Aujourd’hui, partant de Paris, Marseille, Lyon, Bordeaux, Nice, Toulouse ou Nantes, les avions d’Air France atterrissent plusieurs fois par jour sur les aéroports des principales villes d’Afrique du Nord : Alger, Oran, Bône, Casablanca, Rabat, Tanger, Tunis, tandis que des réseaux intérieurs unissent entre elles ces grandes métropoles et descendent jusqu’au Sahara, desservant plusieurs fois par semaine Colomb Béchar, Biskra, Touggourt, Ouargla et péné rant jusqu’au cœur du Hoggar, à Tamanrasset, via El Golea, Adraret Oualef.
Commerçants, industriels et aussi touristes de toutes catégories sociales, n’hésitent plus, même s’ils disposent d’un temps restreint, à chercher en Afrique du Nord de nouveaux débouchés pour leurs affaires ou bien un lieu de vacances ensoleillé.
Les expéditeurs de fret ont appris à connaître, pour un grand nombre de leurs produits, les avantages du transport aérien, offrant moins de risques de détérioration et des tarifs particulièrement avantageux.
De son côté, l’homme d’Afrique du Nord, d’esprit pratique et ouvert au progrès, préfère ce moyen de locomotion magique et souverain qui lui épargne temps, argent et fatigue.
Le Réseau d’Air France Métropole-Afrique du Nord a pu ainsi enregistrer en 1952, 51 millions de tonnes kilométriques et accueillir 226.000 passagers, soit près du quart du chiffre total des voyageurs transportés par la Compagnie française. Les communications routières prolongent le réseau aérien. Rome, jadis, était fière des routes qu’elle traçait un peu partout. Ce qui est aujourd’hui l’Algérie et la Tunisie en possédait sous son empire 10.000 kilomètres. Aujourd’hui, en ajoutant aux 50.000 kilomètres du réseau de chaussées normales sillonnant l’Algérie, celui de pistes carrossables, on dépasse 60.000 kilomètres; on atteint 45.000 kilomètres pour le réseau marocain; 27.000 kilomètres, pour le réseau tunisien.

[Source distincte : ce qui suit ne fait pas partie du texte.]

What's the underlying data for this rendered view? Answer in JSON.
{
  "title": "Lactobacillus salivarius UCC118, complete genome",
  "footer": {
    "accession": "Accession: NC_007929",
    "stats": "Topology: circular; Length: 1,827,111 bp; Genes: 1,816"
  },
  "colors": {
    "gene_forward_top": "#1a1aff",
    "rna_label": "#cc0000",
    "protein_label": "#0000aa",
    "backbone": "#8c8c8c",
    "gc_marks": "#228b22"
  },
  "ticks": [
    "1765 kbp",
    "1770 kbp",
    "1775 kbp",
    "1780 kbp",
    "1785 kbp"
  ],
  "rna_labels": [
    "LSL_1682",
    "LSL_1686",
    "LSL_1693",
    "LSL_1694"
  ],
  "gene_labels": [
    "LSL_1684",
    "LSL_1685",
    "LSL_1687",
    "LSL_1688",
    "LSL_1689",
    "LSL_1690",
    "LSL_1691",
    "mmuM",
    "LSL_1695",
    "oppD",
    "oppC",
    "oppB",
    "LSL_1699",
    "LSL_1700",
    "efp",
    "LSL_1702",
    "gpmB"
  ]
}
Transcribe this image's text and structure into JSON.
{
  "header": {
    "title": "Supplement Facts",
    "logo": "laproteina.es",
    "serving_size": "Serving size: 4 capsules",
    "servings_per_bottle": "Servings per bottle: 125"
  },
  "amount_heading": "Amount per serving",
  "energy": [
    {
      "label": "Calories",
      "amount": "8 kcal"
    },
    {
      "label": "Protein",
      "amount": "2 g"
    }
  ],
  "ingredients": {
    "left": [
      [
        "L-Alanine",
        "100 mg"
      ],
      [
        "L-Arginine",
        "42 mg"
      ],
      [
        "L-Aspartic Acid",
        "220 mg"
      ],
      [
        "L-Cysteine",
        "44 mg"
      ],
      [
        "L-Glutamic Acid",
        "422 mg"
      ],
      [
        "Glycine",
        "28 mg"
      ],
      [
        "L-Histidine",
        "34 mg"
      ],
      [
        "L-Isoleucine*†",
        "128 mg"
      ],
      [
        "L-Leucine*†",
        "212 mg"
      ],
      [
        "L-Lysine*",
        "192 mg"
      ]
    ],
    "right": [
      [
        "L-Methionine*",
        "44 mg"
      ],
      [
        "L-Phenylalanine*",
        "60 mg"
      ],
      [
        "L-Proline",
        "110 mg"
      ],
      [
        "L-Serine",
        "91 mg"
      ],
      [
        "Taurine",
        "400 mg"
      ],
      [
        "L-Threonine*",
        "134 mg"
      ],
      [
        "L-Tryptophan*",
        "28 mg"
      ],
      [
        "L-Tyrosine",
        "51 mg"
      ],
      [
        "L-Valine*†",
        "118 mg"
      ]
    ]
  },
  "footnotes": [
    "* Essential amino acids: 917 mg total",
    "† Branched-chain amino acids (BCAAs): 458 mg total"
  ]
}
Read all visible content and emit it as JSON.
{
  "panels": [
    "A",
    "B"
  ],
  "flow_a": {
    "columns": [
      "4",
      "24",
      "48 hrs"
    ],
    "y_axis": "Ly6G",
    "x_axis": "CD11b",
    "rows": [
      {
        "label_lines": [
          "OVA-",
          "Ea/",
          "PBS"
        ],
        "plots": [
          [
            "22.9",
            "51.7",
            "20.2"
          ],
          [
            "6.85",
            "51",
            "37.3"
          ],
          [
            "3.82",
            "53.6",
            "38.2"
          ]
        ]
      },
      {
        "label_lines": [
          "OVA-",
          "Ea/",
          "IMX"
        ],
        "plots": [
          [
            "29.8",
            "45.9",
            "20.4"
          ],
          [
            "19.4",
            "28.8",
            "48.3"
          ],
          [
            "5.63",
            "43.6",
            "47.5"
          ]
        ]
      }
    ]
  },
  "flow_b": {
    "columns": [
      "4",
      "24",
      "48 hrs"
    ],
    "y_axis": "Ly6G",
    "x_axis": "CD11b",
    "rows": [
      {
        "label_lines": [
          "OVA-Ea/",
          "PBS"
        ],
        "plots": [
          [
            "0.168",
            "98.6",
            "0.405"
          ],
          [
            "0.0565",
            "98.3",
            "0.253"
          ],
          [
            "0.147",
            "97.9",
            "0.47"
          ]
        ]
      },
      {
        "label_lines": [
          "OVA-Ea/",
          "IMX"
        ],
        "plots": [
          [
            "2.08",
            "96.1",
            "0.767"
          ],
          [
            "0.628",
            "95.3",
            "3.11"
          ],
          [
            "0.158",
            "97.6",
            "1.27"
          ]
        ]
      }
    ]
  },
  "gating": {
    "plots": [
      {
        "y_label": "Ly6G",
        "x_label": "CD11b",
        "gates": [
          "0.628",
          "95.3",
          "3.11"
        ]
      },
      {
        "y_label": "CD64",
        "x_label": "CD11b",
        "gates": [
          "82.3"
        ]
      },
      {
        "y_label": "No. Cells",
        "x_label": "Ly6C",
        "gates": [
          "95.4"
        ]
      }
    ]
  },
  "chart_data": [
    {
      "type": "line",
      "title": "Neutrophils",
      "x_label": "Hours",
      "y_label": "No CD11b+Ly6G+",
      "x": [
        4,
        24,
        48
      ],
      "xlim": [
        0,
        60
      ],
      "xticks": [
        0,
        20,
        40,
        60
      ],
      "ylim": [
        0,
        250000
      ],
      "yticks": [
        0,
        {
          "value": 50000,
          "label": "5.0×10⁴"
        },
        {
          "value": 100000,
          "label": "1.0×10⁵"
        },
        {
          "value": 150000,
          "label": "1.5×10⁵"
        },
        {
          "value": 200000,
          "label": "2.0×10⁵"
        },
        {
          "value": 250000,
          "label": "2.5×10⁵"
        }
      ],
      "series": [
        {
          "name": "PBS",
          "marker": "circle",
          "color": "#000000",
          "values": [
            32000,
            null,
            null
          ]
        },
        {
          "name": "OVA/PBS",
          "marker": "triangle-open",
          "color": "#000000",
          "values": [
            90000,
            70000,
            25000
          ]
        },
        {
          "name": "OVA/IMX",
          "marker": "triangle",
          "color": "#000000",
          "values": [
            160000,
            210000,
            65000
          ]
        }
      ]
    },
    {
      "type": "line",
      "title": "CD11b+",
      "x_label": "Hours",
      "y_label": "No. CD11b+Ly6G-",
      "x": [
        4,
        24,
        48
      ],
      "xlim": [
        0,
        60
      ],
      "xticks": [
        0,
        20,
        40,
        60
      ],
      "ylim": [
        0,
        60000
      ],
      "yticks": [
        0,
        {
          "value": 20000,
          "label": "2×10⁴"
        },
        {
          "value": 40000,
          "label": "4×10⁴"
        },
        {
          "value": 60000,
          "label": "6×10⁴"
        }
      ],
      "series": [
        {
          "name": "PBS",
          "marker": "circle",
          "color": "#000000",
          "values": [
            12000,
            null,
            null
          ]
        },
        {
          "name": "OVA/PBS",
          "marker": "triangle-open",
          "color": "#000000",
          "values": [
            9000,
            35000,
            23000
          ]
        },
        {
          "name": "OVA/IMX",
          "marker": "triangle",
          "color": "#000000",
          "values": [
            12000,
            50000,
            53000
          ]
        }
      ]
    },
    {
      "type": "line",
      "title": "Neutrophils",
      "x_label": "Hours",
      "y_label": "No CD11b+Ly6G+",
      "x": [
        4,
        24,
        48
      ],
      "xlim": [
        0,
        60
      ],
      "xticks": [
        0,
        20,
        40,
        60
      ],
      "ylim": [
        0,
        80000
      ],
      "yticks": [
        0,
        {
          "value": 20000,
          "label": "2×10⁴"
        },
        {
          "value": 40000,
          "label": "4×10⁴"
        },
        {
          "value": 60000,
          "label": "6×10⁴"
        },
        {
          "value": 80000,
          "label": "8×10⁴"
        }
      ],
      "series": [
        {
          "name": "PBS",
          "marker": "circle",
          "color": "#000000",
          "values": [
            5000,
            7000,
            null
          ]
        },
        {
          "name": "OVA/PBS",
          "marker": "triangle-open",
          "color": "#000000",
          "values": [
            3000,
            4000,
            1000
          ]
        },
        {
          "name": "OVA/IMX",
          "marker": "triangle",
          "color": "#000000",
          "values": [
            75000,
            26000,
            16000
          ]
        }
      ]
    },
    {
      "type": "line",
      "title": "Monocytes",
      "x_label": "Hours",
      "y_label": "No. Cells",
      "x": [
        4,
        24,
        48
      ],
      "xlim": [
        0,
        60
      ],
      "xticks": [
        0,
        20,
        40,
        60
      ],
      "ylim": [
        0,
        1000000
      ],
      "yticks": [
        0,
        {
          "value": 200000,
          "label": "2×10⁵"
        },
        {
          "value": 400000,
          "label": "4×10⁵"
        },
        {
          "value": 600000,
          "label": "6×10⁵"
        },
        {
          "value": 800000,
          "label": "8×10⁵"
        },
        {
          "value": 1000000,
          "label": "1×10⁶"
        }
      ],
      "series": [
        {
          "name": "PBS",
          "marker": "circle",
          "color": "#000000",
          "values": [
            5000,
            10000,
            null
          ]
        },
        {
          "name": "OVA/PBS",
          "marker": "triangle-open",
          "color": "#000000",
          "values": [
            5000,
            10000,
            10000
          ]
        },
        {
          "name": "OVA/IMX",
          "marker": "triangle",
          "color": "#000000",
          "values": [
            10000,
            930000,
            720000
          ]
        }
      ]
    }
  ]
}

Sur ces routes, où ne passèrent longtemps que piétons, chevaux, petits ânes et chameaux, circulent aujourd’hui en Algérie 200.000 voitures automobiles, dont 6.000 autobus et 20.000 camions ; au
Maroc, une seule compagnie de transports, dont le parc déjà riche de 125 cars en service peut être porté à 22 6 véhicules, effectue chaque jour 16.500 kilomètres sur des itinéraires totalisant 4.000 kilomètres. Le réseau ferré algérien en exploitation dépasse en longueur 4.500 kilomètres et transporte annuellement plus de 200.000 voyageurs.
Avec la légitime fierté du bon ouvrier devant sa tâche accomplie, Alger d’abord, puis Casablanca, tiendront au cours du printemps leur foire internationale que fréquentent des dizaines de milliers de visiteurs.
Il y aurait beaucoup à dire sur la construction des écoles, des établissements sanitaires, des bâtiments publics et privés, des terrains de sport, des progrès des arts, du mouvement littéraire auxquels l’Afrique du Nord donne une impulsion nouvelle.
Mais il faut, hélas, se borner.
Laissons parler les envieux. L’œuvre de la France, sur le plan matériel, répond pour elle. Mais notre pays ne limite pas son effort à l’équipement du pays; il veut enrichir les populations par la culture des esprits et le mieux-être de l’habitant.
Déjà, il y a trois quarts de siècle, un technicien allemand, témoin du labeur français, écrivait : « Quiconque a pu voir, comme moi, les prodigieux travaux exécutés par les Français en Algérie, n’éprouvera qu’un sentiment de pitié pour ceux qui, en présence de toutes ces œuvres admirables, oseraient prétendre que les Français ne savent pas coloniser. »
Remplaçons, si vous voulez, le dernier verbe, « coloniser », aujourd’hui passé de mode, par l’expression : « montrer la route. ». A cela près, le jugement de l’ingénieur allemand nous semble avoir gardé toute sa valeur.